I know I need to forgive. I hear the words of Jesus that follow the Lord’s Prayer, “If you forgive those who sin against you, your heavenly Father will forgive you. But if you refuse to forgive others, your Father will not forgive your sins.” I know that my forgiveness is somehow tied to my willingness to forgive others. I know what God desires of me, and yet it’s still so hard to forgive. Because the pain hurts, and the wounds cut deep. The action of the offending party caused pain; sometimes life altering pain. At times I think I have forgiven. I’ve mentally gone through stages and steps of forgiveness. And then as I pray the words of Jesus, faces and names come to mind and I start to realize, maybe I haven’t forgiven yet.

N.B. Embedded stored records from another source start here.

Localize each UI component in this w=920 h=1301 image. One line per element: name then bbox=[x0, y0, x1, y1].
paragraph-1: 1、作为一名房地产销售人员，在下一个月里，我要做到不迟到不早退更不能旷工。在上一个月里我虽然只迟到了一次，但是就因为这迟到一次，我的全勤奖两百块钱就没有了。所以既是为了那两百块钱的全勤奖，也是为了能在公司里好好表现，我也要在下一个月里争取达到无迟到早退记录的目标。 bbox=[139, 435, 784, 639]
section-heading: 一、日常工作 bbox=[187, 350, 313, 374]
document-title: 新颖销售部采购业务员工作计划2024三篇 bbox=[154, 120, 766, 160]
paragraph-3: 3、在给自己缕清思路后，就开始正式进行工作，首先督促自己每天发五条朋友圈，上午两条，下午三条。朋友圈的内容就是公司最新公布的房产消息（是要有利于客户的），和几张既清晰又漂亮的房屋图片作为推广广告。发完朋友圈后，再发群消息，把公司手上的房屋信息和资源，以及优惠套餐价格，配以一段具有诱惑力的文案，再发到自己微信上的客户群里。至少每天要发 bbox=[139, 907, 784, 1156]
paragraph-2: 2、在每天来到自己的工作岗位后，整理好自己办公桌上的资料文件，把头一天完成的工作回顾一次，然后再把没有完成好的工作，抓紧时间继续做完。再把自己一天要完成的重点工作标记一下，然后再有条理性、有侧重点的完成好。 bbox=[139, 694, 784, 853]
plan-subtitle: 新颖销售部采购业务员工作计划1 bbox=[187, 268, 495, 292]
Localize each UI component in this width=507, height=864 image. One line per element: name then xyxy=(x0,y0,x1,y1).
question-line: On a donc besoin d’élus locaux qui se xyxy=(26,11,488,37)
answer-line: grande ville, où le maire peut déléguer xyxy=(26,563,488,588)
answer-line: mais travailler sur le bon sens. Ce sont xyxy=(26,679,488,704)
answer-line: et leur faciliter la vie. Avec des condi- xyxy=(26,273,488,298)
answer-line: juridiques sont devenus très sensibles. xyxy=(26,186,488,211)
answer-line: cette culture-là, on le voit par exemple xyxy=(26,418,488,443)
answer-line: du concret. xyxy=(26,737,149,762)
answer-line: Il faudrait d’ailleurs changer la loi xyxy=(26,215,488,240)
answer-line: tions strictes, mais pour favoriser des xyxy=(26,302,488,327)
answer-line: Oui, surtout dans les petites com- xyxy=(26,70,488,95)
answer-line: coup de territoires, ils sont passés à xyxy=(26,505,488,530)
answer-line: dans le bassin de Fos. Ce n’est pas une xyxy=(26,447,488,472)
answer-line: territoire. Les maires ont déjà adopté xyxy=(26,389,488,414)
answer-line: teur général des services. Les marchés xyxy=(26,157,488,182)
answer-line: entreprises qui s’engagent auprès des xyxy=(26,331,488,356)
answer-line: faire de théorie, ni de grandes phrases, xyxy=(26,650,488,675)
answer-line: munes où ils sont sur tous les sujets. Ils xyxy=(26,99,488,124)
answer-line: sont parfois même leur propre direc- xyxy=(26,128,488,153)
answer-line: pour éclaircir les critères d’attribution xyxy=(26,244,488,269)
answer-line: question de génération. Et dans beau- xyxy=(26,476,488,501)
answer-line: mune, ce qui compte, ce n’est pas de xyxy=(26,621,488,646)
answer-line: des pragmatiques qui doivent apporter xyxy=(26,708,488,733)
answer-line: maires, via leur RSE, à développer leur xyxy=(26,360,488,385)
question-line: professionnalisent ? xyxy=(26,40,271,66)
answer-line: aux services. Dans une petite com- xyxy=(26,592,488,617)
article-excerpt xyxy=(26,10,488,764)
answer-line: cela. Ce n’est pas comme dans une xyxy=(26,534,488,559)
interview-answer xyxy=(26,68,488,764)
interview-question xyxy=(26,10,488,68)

It’s like the parable that Jesus tells of the unmerciful servant. A man who has just been forgiven a great debt goes and has a fellow servant thrown into prison because he can not repay a smaller debt. The unmerciful servant is clearly wrong. How can one not show mercy after receiving so much mercy? But I find myself having some sympathy for him because I think, maybe it didn’t register. Maybe he was trying but sometimes forgiveness is just so hard. Because I realize that too often I am that man. I am the unmerciful servant. I don’t mean to be. I want to forgive. I strive to forgive. I even believe I have. Until something happens and the scar gets ripped open and I realize the wound still needs healing, there is still work to do.

So as I pray the Lord’s Prayer the Spirit reminds me, there is still work to do. Forgiveness is not a trait that can be mastered. It’s a life long process of trying to be like God. Thus I ask and pray for the same Spirit that has revealed my shortcomings to me to transform the hurt in my life and heal the wound that enables me to forgive.